Due to the multiple ways that cyberbullying can manifest, cyberbullying is an umbrella term that includes anything from hacking into someone’s account to blackmail. Regardless of the method of abuse, online bullying can be just as harmful to victims as bullying that takes place in person. In fact, the invasiveness of technology can make it even more challenging for victims to recover from online abuse.
With that said, here are 8 different forms of cyberbullying:
Online harassment is when a victim is bombarded with abusive messages from a person or group. These messages could be sent via text message, email, phone call, chat room, or other instant messaging platforms. Regardless of the method used for communication, online harassment can be both hurtful and threatening to victims.
Cyberstalking is when a perpetrator makes repeated efforts to gain contact or access to a victim. This form of online abuse threatens the personal safety of the victim which can create significant fear. Cyber-stalkers go to great lengths to obtain personal information to exploit your privacy and sense of safety.

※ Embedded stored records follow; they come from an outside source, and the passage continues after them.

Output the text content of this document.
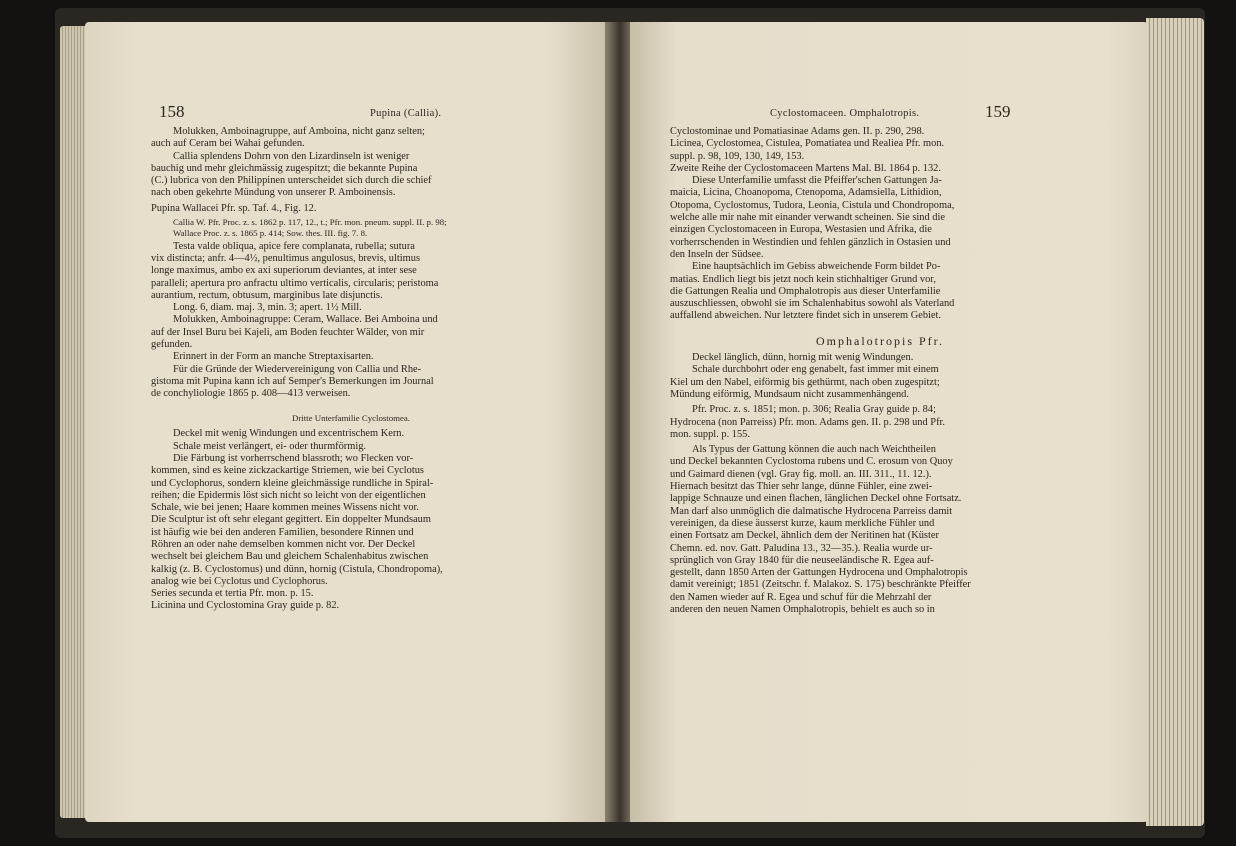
158	Pupina (Callia).

Molukken, Amboinagruppe, auf Amboina, nicht ganz selten;

auch auf Ceram bei Wahai gefunden.

Callia splendens Dohrn von den Lizardinseln ist weniger

bauchig und mehr gleichmässig zugespitzt; die bekannte Pupina

(C.) lubrica von den Philippinen unterscheidet sich durch die schief

nach oben gekehrte Mündung von unserer P. Amboinensis.

Pupina Wallacei Pfr. sp. Taf. 4., Fig. 12.

Callia W. Pfr. Proc. z. s. 1862 p. 117, 12., t.; Pfr. mon. pneum. suppl. II. p. 98;

Wallace Proc. z. s. 1865 p. 414; Sow. thes. III. fig. 7. 8.

Testa valde obliqua, apice fere complanata, rubella; sutura

vix distincta; anfr. 4—4½, penultimus angulosus, brevis, ultimus

longe maximus, ambo ex axi superiorum deviantes, at inter sese

paralleli; apertura pro anfractu ultimo verticalis, circularis; peristoma

aurantium, rectum, obtusum, marginibus late disjunctis.

Long. 6, diam. maj. 3, min. 3; apert. 1½ Mill.

Molukken, Amboinagruppe: Ceram, Wallace. Bei Amboina und

auf der Insel Buru bei Kajeli, am Boden feuchter Wälder, von mir

gefunden.

Erinnert in der Form an manche Streptaxisarten.

Für die Gründe der Wiedervereinigung von Callia und Rhe-

gistoma mit Pupina kann ich auf Semper's Bemerkungen im Journal

de conchyliologie 1865 p. 408—413 verweisen.

Dritte Unterfamilie Cyclostomea.

Deckel mit wenig Windungen und excentrischem Kern.

Schale meist verlängert, ei- oder thurmförmig.

Die Färbung ist vorherrschend blassroth; wo Flecken vor-

kommen, sind es keine zickzackartige Striemen, wie bei Cyclotus

und Cyclophorus, sondern kleine gleichmässige rundliche in Spiral-

reihen; die Epidermis löst sich nicht so leicht von der eigentlichen

Schale, wie bei jenen; Haare kommen meines Wissens nicht vor.

Die Sculptur ist oft sehr elegant gegittert. Ein doppelter Mundsaum

ist häufig wie bei den anderen Familien, besondere Rinnen und

Röhren an oder nahe demselben kommen nicht vor. Der Deckel

wechselt bei gleichem Bau und gleichem Schalenhabitus zwischen

kalkig (z. B. Cyclostomus) und dünn, hornig (Cistula, Chondropoma),

analog wie bei Cyclotus und Cyclophorus.

Series secunda et tertia Pfr. mon. p. 15.

Licinina und Cyclostomina Gray guide p. 82.

Cyclostomaceen. Omphalotropis.	159

Cyclostominae und Pomatiasinae Adams gen. II. p. 290, 298.

Licinea, Cyclostomea, Cistulea, Pomatiatea und Realiea Pfr. mon.

suppl. p. 98, 109, 130, 149, 153.

Zweite Reihe der Cyclostomaceen Martens Mal. Bl. 1864 p. 132.

Diese Unterfamilie umfasst die Pfeiffer'schen Gattungen Ja-

maicia, Licina, Choanopoma, Ctenopoma, Adamsiella, Lithidion,

Otopoma, Cyclostomus, Tudora, Leonia, Cistula und Chondropoma,

welche alle mir nahe mit einander verwandt scheinen. Sie sind die

einzigen Cyclostomaceen in Europa, Westasien und Afrika, die

vorherrschenden in Westindien und fehlen gänzlich in Ostasien und

den Inseln der Südsee.

Eine hauptsächlich im Gebiss abweichende Form bildet Po-

matias. Endlich liegt bis jetzt noch kein stichhaltiger Grund vor,

die Gattungen Realia und Omphalotropis aus dieser Unterfamilie

auszuschliessen, obwohl sie im Schalenhabitus sowohl als Vaterland

auffallend abweichen. Nur letztere findet sich in unserem Gebiet.

Omphalotropis Pfr.

Deckel länglich, dünn, hornig mit wenig Windungen.

Schale durchbohrt oder eng genabelt, fast immer mit einem

Kiel um den Nabel, eiförmig bis gethürmt, nach oben zugespitzt;

Mündung eiförmig, Mundsaum nicht zusammenhängend.

Pfr. Proc. z. s. 1851; mon. p. 306; Realia Gray guide p. 84;

Hydrocena (non Parreiss) Pfr. mon. Adams gen. II. p. 298 und Pfr.

mon. suppl. p. 155.

Als Typus der Gattung können die auch nach Weichtheilen

und Deckel bekannten Cyclostoma rubens und C. erosum von Quoy

und Gaimard dienen (vgl. Gray fig. moll. an. III. 311., 11. 12.).

Hiernach besitzt das Thier sehr lange, dünne Fühler, eine zwei-

lappige Schnauze und einen flachen, länglichen Deckel ohne Fortsatz.

Man darf also unmöglich die dalmatische Hydrocena Parreiss damit

vereinigen, da diese äusserst kurze, kaum merkliche Fühler und

einen Fortsatz am Deckel, ähnlich dem der Neritinen hat (Küster

Chemn. ed. nov. Gatt. Paludina 13., 32—35.). Realia wurde ur-

sprünglich von Gray 1840 für die neuseeländische R. Egea auf-

gestellt, dann 1850 Arten der Gattungen Hydrocena und Omphalotropis

damit vereinigt; 1851 (Zeitschr. f. Malakoz. S. 175) beschränkte Pfeiffer

den Namen wieder auf R. Egea und schuf für die Mehrzahl der

anderen den neuen Namen Omphalotropis, behielt es auch so in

Denigration involves making derogatory comments about a victim. A common example of denigration is known as “slut-shaming” which involves labeling a victim as a “slut” based on their image or behavior. Cyber-bullies may also distribute sexually explicit images or videos of a victim as a form of revenge or even blackmail (Cybersmile Foundation, 2020).
- Impersonation or masquerading
In some cases, online bullies may hack into your account or a create a false profile to pretend to be you. They may send offensive messages in a manner that could ruin your personal image or embarrass you. This form of online bullying signifies a loss of control over both your personal reputation and online persona.
- Outing and trickery
This form of abuse happens when a perpetrator manipulates a victim into disclosing personal information and exposing these details publicly. An example of outing is known as “revenge porn” which usually involves an ex-partner distributing sexually explicit images or videos publicly (Cybersmile Foundation, 2020). Regardless of how sensitive materials are released, they can humiliate and permanently damage someone’s reputation. Being humiliated on a public stage can also threaten your right to personal privacy.

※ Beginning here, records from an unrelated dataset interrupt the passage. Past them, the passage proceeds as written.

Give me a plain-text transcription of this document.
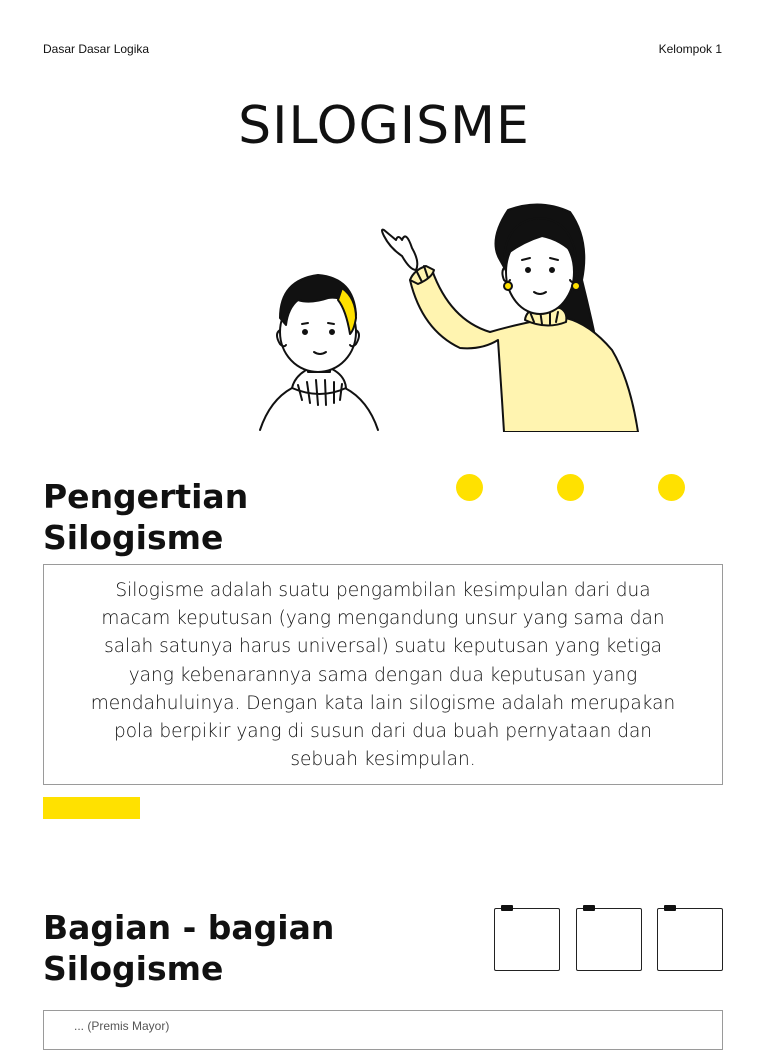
Dasar Dasar Logika	Kelompok 1
SILOGISME
Pengertian
Silogisme

Silogisme adalah suatu pengambilan kesimpulan dari dua macam keputusan (yang mengandung unsur yang sama dan salah satunya harus universal) suatu keputusan yang ketiga yang kebenarannya sama dengan dua keputusan yang mendahuluinya. Dengan kata lain silogisme adalah merupakan pola berpikir yang di susun dari dua buah pernyataan dan sebuah kesimpulan.

Bagian - bagian
Silogisme
... (Premis Mayor)
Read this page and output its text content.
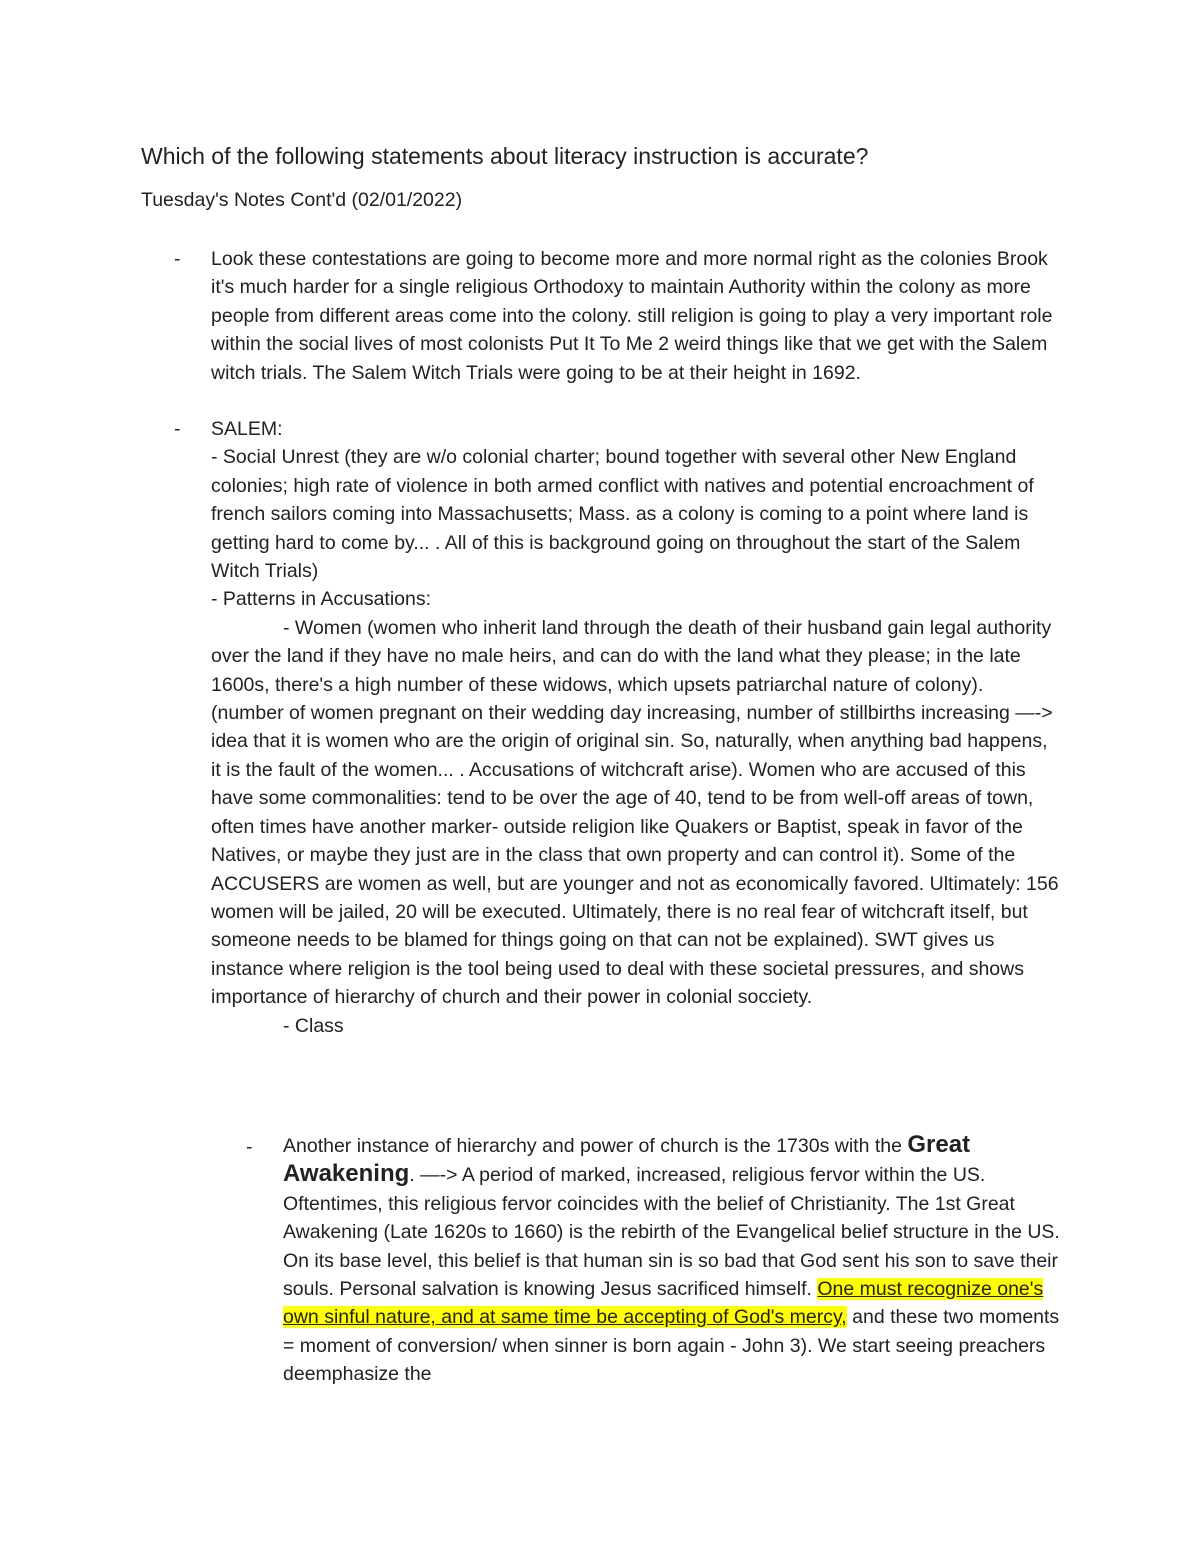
Which of the following statements about literacy instruction is accurate?
Tuesday's Notes Cont'd (02/01/2022)
- Look these contestations are going to become more and more normal right as the colonies Brook it's much harder for a single religious Orthodoxy to maintain Authority within the colony as more people from different areas come into the colony. still religion is going to play a very important role within the social lives of most colonists Put It To Me 2 weird things like that we get with the Salem witch trials. The Salem Witch Trials were going to be at their height in 1692.
- SALEM:

- Social Unrest (they are w/o colonial charter; bound together with several other New England colonies; high rate of violence in both armed conflict with natives and potential encroachment of french sailors coming into Massachusetts; Mass. as a colony is coming to a point where land is getting hard to come by... . All of this is background going on throughout the start of the Salem Witch Trials)

- Patterns in Accusations:

- Women (women who inherit land through the death of their husband gain legal authority over the land if they have no male heirs, and can do with the land what they please; in the late 1600s, there's a high number of these widows, which upsets patriarchal nature of colony). (number of women pregnant on their wedding day increasing, number of stillbirths increasing —-> idea that it is women who are the origin of original sin. So, naturally, when anything bad happens, it is the fault of the women... . Accusations of witchcraft arise). Women who are accused of this have some commonalities: tend to be over the age of 40, tend to be from well-off areas of town, often times have another marker- outside religion like Quakers or Baptist, speak in favor of the Natives, or maybe they just are in the class that own property and can control it). Some of the ACCUSERS are women as well, but are younger and not as economically favored. Ultimately: 156 women will be jailed, 20 will be executed. Ultimately, there is no real fear of witchcraft itself, but someone needs to be blamed for things going on that can not be explained). SWT gives us instance where religion is the tool being used to deal with these societal pressures, and shows importance of hierarchy of church and their power in colonial socciety.

- Class

- Another instance of hierarchy and power of church is the 1730s with the Great Awakening. —-> A period of marked, increased, religious fervor within the US. Oftentimes, this religious fervor coincides with the belief of Christianity. The 1st Great Awakening (Late 1620s to 1660) is the rebirth of the Evangelical belief structure in the US. On its base level, this belief is that human sin is so bad that God sent his son to save their souls. Personal salvation is knowing Jesus sacrificed himself. One must recognize one's own sinful nature, and at same time be accepting of God's mercy, and these two moments = moment of conversion/ when sinner is born again - John 3). We start seeing preachers deemphasize the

Being excluded from peer groups can be harmful in-person and exclusion from virtual places of belonging is no different. Online exclusion occurs when a victim is intentionally forbidden from a certain online forum or group. While this form of online bullying may not be as invasive as other forms, it may be used in combination with other forms of cyberbullying to alienate a victim.
- Happy slapping
Happy slapping involves the filming of a physical assault and distributing the footage publicly. Being assaulted is a distressing experience but having that material distributed to endless viewers exacerbates the extreme humiliation associated with being filmed while being assaulted.

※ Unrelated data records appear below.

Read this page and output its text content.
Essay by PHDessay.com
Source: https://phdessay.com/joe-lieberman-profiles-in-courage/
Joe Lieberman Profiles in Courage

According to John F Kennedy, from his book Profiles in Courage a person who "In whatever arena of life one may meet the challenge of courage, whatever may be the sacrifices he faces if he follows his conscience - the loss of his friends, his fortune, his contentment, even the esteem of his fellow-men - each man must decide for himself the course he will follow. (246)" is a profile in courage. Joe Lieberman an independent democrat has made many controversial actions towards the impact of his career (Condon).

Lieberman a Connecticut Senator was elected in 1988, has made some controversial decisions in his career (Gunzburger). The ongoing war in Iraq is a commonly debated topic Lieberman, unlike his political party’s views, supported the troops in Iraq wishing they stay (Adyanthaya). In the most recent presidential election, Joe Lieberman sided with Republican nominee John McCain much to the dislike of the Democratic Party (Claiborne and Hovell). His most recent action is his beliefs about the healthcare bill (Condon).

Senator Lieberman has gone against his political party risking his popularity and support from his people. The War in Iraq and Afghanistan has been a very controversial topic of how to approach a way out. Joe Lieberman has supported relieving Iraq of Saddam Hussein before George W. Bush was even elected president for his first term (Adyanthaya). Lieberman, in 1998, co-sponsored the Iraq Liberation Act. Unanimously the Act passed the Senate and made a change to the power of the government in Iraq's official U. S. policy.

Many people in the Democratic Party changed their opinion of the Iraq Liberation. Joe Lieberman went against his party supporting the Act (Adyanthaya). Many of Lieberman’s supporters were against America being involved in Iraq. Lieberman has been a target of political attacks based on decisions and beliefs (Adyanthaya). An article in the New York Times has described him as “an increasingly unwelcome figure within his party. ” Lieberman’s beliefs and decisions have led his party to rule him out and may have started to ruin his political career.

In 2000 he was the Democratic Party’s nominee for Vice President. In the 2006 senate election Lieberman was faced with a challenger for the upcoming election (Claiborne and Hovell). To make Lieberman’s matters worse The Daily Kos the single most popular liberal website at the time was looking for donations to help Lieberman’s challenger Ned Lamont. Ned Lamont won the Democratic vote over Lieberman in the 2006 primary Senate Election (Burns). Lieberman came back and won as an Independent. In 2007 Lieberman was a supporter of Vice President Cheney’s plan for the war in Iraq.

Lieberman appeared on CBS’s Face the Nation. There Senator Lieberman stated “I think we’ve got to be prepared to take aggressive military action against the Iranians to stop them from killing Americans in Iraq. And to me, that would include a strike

Examples of “happy slapping” demonstrate that technological advances can amplify the level of harm caused by physical and emotional attacks. Multiple studies confirm that visual forms of cyberbullying are perceived as the most harmful and serious because they expose vulnerable information (Langos, 2014).
A common theme in these examples is a significant loss of control. Being attacked on virtual platforms can complicate our efforts to defend or protect ourselves. In some cases, legal action may be required to stop online abusers and remove exploitative information from various sites. However, the permanent nature of information leaked to the online world can make it impossible to escape harassment or humiliation. While cyberbullying is often minimized as a “teenage problem,” it can have a profound impact on the psychological health of all online users.
Langos, C. (2014). Cyberbullying: The shades of harm. Psychiatry, Psychology, and Law, 22(1), 106-123.